Tyler Bundy, a Nobias 4-star rated author, recently published an article at Bezinga which included technical analysis of BABA shares. In his piece, Bundy points out that Alibaba shares are “nearing resistance in what traders call a downward channel. The stock has been unable to cross the pattern resistance in the past which has led to a downward trend. If the stock can cross above this resistance line it may see a change in trend and could begin to form an upward trend.”
He continued, saying, “The Relative Strength Index (RSI) has been climbing higher the past month or so and sits at 60. This shows buyers have been moving back into the stock and signals a reversal may be happening.” He concluded the report saying, “The price has been moving in this downward trend for months and now looks like it may be starting to turn around. If the price can cross back above the pattern resistance, it may be a hint the stock is seeing a reversal and could begin to start climbing for a period of time.”

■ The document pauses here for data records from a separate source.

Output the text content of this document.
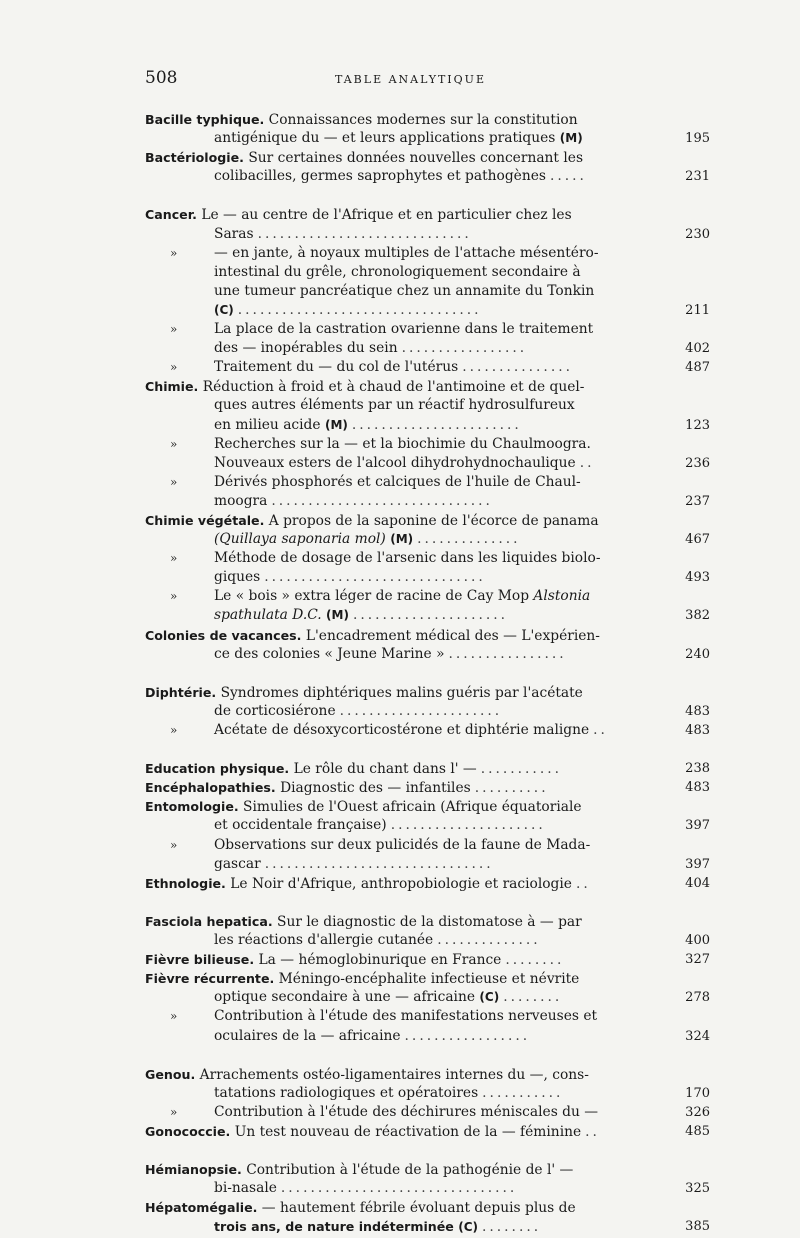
508	TABLE ANALYTIQUE
Bacille typhique. Connaissances modernes sur la constitution
antigénique du — et leurs applications pratiques (M)	195
Bactériologie. Sur certaines données nouvelles concernant les
colibacilles, germes saprophytes et pathogènes .....	231
Cancer. Le — au centre de l'Afrique et en particulier chez les
Saras .............................	230
»	— en jante, à noyaux multiples de l'attache mésentéro-
intestinal du grêle, chronologiquement secondaire à
une tumeur pancréatique chez un annamite du Tonkin
(C) .................................	211
»	La place de la castration ovarienne dans le traitement
des — inopérables du sein .................	402
»	Traitement du — du col de l'utérus ...............	487
Chimie. Réduction à froid et à chaud de l'antimoine et de quel-
ques autres éléments par un réactif hydrosulfureux
en milieu acide (M) .......................	123
»	Recherches sur la — et la biochimie du Chaulmoogra.
Nouveaux esters de l'alcool dihydrohydnochaulique ..	236
»	Dérivés phosphorés et calciques de l'huile de Chaul-
moogra ..............................	237
Chimie végétale. A propos de la saponine de l'écorce de panama
(Quillaya saponaria mol) (M) ..............	467
»	Méthode de dosage de l'arsenic dans les liquides biolo-
giques ..............................	493
»	Le « bois » extra léger de racine de Cay Mop Alstonia
spathulata D.C. (M) .....................	382
Colonies de vacances. L'encadrement médical des — L'expérien-
ce des colonies « Jeune Marine » ................	240
Diphtérie. Syndromes diphtériques malins guéris par l'acétate
de corticosiérone ......................	483
»	Acétate de désoxycorticostérone et diphtérie maligne ..	483
Education physique. Le rôle du chant dans l' — ...........	238
Encéphalopathies. Diagnostic des — infantiles ..........	483
Entomologie. Simulies de l'Ouest africain (Afrique équatoriale
et occidentale française) .....................	397
»	Observations sur deux pulicidés de la faune de Mada-
gascar ...............................	397
Ethnologie. Le Noir d'Afrique, anthropobiologie et raciologie ..	404
Fasciola hepatica. Sur le diagnostic de la distomatose à — par
les réactions d'allergie cutanée ..............	400
Fièvre bilieuse. La — hémoglobinurique en France ........	327
Fièvre récurrente. Méningo-encéphalite infectieuse et névrite
optique secondaire à une — africaine (C) ........	278
»	Contribution à l'étude des manifestations nerveuses et
oculaires de la — africaine .................	324
Genou. Arrachements ostéo-ligamentaires internes du —, cons-
tatations radiologiques et opératoires ...........	170
»	Contribution à l'étude des déchirures méniscales du —	326
Gonococcie. Un test nouveau de réactivation de la — féminine ..	485
Hémianopsie. Contribution à l'étude de la pathogénie de l' —
bi-nasale ................................	325
Hépatomégalie. — hautement fébrile évoluant depuis plus de
trois ans, de nature indéterminée (C) ........	385
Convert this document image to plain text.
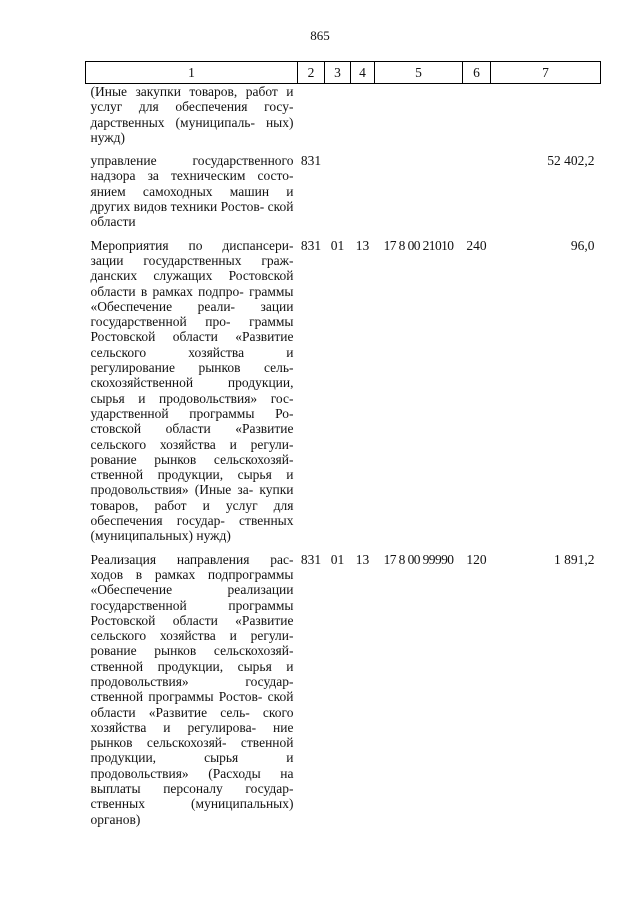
865
1	2	3	4	5	6	7
(Иные закупки товаров, работ и услуг для обеспечения госу- дарственных (муниципаль- ных) нужд)						
управление государственного надзора за техническим состо- янием самоходных машин и других видов техники Ростов- ской области	831					52 402,2
Мероприятия по диспансери- зации государственных граж- данских служащих Ростовской области в рамках подпро- граммы «Обеспечение реали- зации государственной про- граммы Ростовской области «Развитие сельского хозяйства и регулирование рынков сель- скохозяйственной продукции, сырья и продовольствия» гос- ударственной программы Ро- стовской области «Развитие сельского хозяйства и регули- рование рынков сельскохозяй- ственной продукции, сырья и продовольствия» (Иные за- купки товаров, работ и услуг для обеспечения государ- ственных (муниципальных) нужд)	831	01	13	17 8 00 21010	240	96,0
Реализация направления рас- ходов в рамках подпрограммы «Обеспечение реализации государственной программы Ростовской области «Развитие сельского хозяйства и регули- рование рынков сельскохозяй- ственной продукции, сырья и продовольствия» государ- ственной программы Ростов- ской области «Развитие сель- ского хозяйства и регулирова- ние рынков сельскохозяй- ственной продукции, сырья и продовольствия» (Расходы на выплаты персоналу государ- ственных (муниципальных) органов)	831	01	13	17 8 00 99990	120	1 891,2
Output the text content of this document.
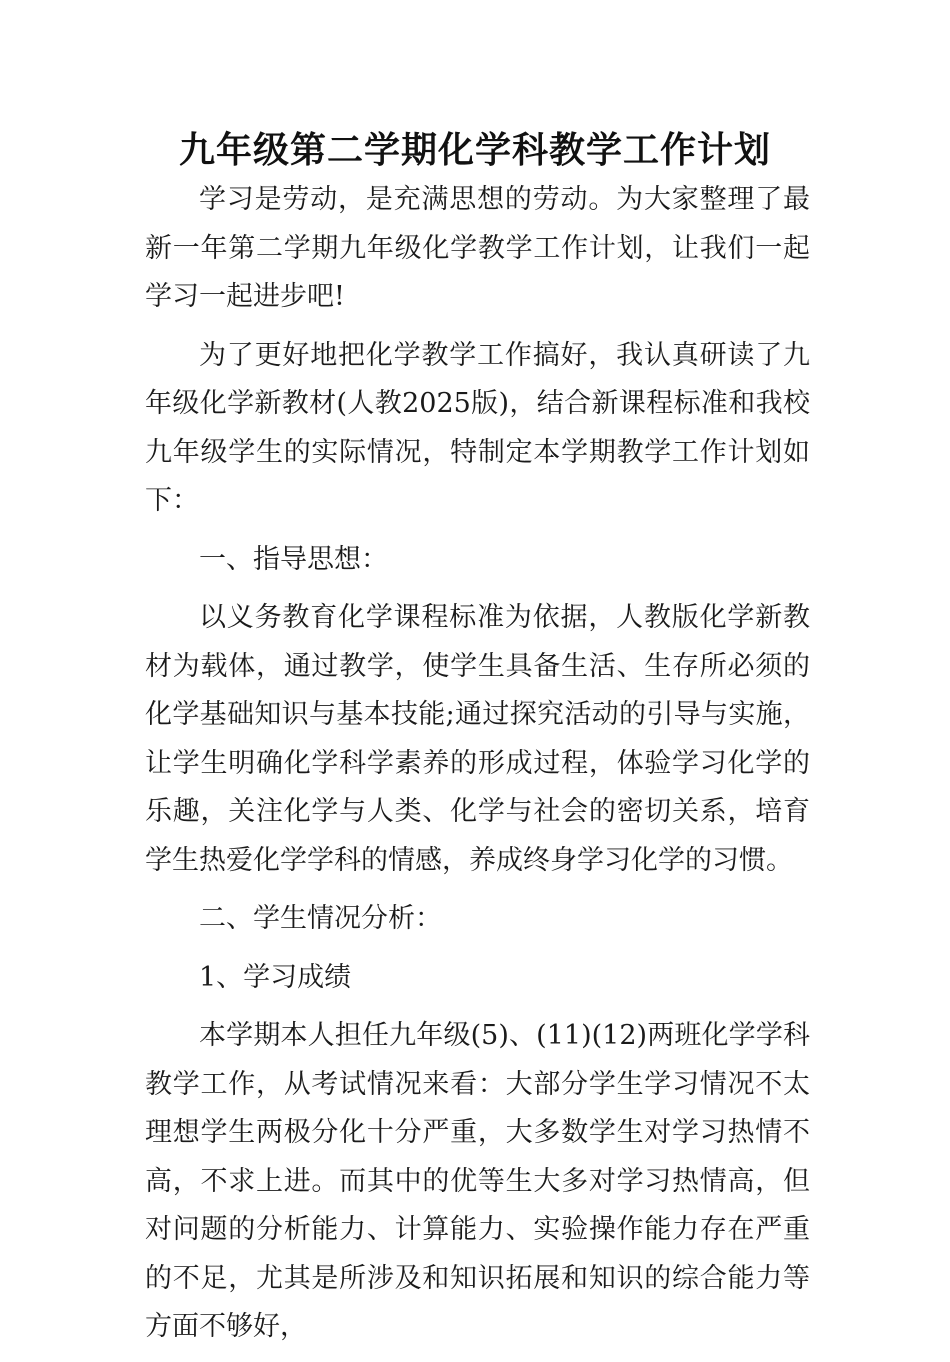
九年级第二学期化学科教学工作计划

学习是劳动，是充满思想的劳动。为大家整理了最新一年第二学期九年级化学教学工作计划，让我们一起学习一起进步吧!

为了更好地把化学教学工作搞好，我认真研读了九年级化学新教材(人教2025版)，结合新课程标准和我校九年级学生的实际情况，特制定本学期教学工作计划如下：

一、指导思想：

以义务教育化学课程标准为依据，人教版化学新教材为载体，通过教学，使学生具备生活、生存所必须的化学基础知识与基本技能;通过探究活动的引导与实施，让学生明确化学科学素养的形成过程，体验学习化学的乐趣，关注化学与人类、化学与社会的密切关系，培育学生热爱化学学科的情感，养成终身学习化学的习惯。

二、学生情况分析：

1、学习成绩

本学期本人担任九年级(5)、(11)(12)两班化学学科教学工作，从考试情况来看：大部分学生学习情况不太理想学生两极分化十分严重，大多数学生对学习热情不高，不求上进。而其中的优等生大多对学习热情高，但对问题的分析能力、计算能力、实验操作能力存在严重的不足，尤其是所涉及和知识拓展和知识的综合能力等方面不够好，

Thus far in 2022, BABA shares are performing well. As of January 19th, they’re up 8.26% on a year-to-date basis. So, it appears that the technicals that Bundy points out have merit. Furthermore, it’s not just a technical story at play here. ValueInvestingNews, which is a Nobias 4-star rated author, recently published a report which highlighted the fact that famed value investor, Charlie Munger, who is famous for his fierce focus on company fundamentals and attractive margins of safety, recently added to his Alibaba position.
Anusuya Lahiri, another Nobias 4-start rated author, recently published two pieces at Bezinga, both of which highlight recent bullish calls made by Wall Street traders. In this article, Lahiri points out that Benchmark analyst, Fawne Jiang, re-interated a “Buy” target on BABA shares with a $235 price target (which implied upside potential of roughly 94% on January 6th when the call was made). And in this article, Lahiri highlights a bullish outlook on BABA shares by Stonehorn Global Partners CEO Sam Le Cornu. She quoted Le Cornu as saying, "Based on valuations and the earnings outlook, we see that it's a buying opportunity."
Overall, when looking at the data collected by the Nobias algorithm, it appears that the credible authors that we track continue to agree with the bulls when it comes to BABA shares. 86% of recent articles published by credible individuals (those with 4 and 5-star ratings) have expressed a “Bullish” sentiment. And, when looking at the credible Wall Street analysts that we track (once again, those with Nobias 4 and 5-star ratings) we see an average price target of $207.14 being attached to BABA shares.
Today, after the stock’s strong year-to-date rally, BABA trades for $123.23. Therefore, with this $200/share price target in mind, we’re talking about upside potential of approximately 60%. Needless to say, the tug-of-war between the bulls and the bears here, largely driven by macro uncertainties related to Chinese regulatory pressure on Alibaba’s business which might limit its ability to grow, continues to rage on. And, there doesn’t appear to be a clear end in sight here. However, the credible authors and analysts that we track appear to be willing to stomach this regulatory risk because of the relatively cheap valuation being applied to shares.
Disclosure: Nicholas Ward has no BABA position. Nicholas Ward wrote this article for Nobias at their request with a view of giving investors a balanced perspective based on the writings of Nobias highly rated analysts and bloggers. Nobias has no business relationship with any company whose stock is mentioned in this article and does not have a position in this stock.